Mit diesen Einrichtungen der neuesten Zeit verlor sich die alte Klosterdisziplin und jede unvernünftige Beschränkung der wissenschaftlichen Vorbildung gänzlich. Wer jetzt unsere Klöster betritt, findet fröhliche Jünglinge, von einem ihnen im Alter nicht allzu ferne stehenden jugendlichen Repetenten in ihren Studien und Erholungen geleitet und begleitet, rüstig turnend, nicht länger, als gründliche klassische Bildung erfordert, im Ringe der Mauern gehalten, sondern auf Feld und in Wäldern sich tummelnd und nur vor dem Müßiggang und der Ausschweifung gehütet.
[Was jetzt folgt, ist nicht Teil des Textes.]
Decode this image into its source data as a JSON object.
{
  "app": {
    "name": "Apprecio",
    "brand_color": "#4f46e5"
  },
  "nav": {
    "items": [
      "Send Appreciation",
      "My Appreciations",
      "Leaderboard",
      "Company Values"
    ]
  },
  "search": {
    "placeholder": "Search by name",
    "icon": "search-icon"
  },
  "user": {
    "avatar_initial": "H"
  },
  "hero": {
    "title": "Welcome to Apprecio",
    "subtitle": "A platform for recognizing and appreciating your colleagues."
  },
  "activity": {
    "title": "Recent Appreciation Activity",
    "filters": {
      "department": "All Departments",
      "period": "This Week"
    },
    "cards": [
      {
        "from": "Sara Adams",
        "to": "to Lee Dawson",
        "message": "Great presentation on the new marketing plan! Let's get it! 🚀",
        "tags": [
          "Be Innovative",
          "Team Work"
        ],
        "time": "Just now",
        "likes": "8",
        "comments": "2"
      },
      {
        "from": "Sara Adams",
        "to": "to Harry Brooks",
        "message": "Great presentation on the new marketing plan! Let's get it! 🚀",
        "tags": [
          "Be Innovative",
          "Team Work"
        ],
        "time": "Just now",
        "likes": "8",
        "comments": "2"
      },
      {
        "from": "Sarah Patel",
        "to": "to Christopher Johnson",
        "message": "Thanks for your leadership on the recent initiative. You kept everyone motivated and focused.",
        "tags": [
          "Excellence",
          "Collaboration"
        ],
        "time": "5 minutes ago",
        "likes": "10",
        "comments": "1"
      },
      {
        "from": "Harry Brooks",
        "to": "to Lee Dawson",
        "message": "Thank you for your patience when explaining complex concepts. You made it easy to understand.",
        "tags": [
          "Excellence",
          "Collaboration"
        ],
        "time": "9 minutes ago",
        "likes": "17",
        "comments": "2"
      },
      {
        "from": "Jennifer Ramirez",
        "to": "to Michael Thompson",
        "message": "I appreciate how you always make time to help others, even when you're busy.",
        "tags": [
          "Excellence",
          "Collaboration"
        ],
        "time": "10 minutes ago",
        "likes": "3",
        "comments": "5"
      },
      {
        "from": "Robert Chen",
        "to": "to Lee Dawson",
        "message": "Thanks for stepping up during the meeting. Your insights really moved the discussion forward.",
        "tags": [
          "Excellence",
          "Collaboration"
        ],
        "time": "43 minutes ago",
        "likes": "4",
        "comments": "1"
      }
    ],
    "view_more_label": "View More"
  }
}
An der Spitze der Anstalten stehen nicht verlebte Prälaten, sondern Ephoren, Männer im besten Alter, in den Forderungen der Zeit erzogen und mit ihnen vertraut; zu Professoren werden junge und tüchtige Männer erlesen, zu welchen die Jugend Vertrauen fassen kann, während sie ihnen durch gelehrte Bildung und Religiosität Achtung und freiwilligen Gehorsam einflößen. Geographie, Mathematik, Physik und Propädeutik zur Philosophie gehen dem Unterricht in der Religion und im klassischen Altertum zur Seite. Alle Lehrer und Erzieher haben, nach den neuesten Verordnungen, sich's zur Aufgabe zu machen, nicht nur in den Unterrichtsstunden, sondern auch außer denselben in die möglichst genaue Verbindung mit den Zöglingen zu treten, jeden nach seiner Individualität kennen zu lernen und ihm tätige Teilnahme an seinem wahren Wohle zu beweisen.
Wir sind der Überzeugung, daß diese Digression, die wir ein für allemal machen, da der Freund der vorliegenden Blätter noch zwei ähnlichen Pflanzstätten deutscher Lehrer und Prediger in denselben begegnen wird, das Interesse für Blaubeuren nicht zu schwächen geeignet ist, und schließen unsere Beschreibung nur noch mit der Notiz, daß diese Stadt zwei ausgezeichneten Männern das Dasein gegeben hat, dem freimütigen Kanzler und Hofprediger Andreas Osiander (1562) und dem deutschen Philosophen Christoph Gottfried Bardili (1761).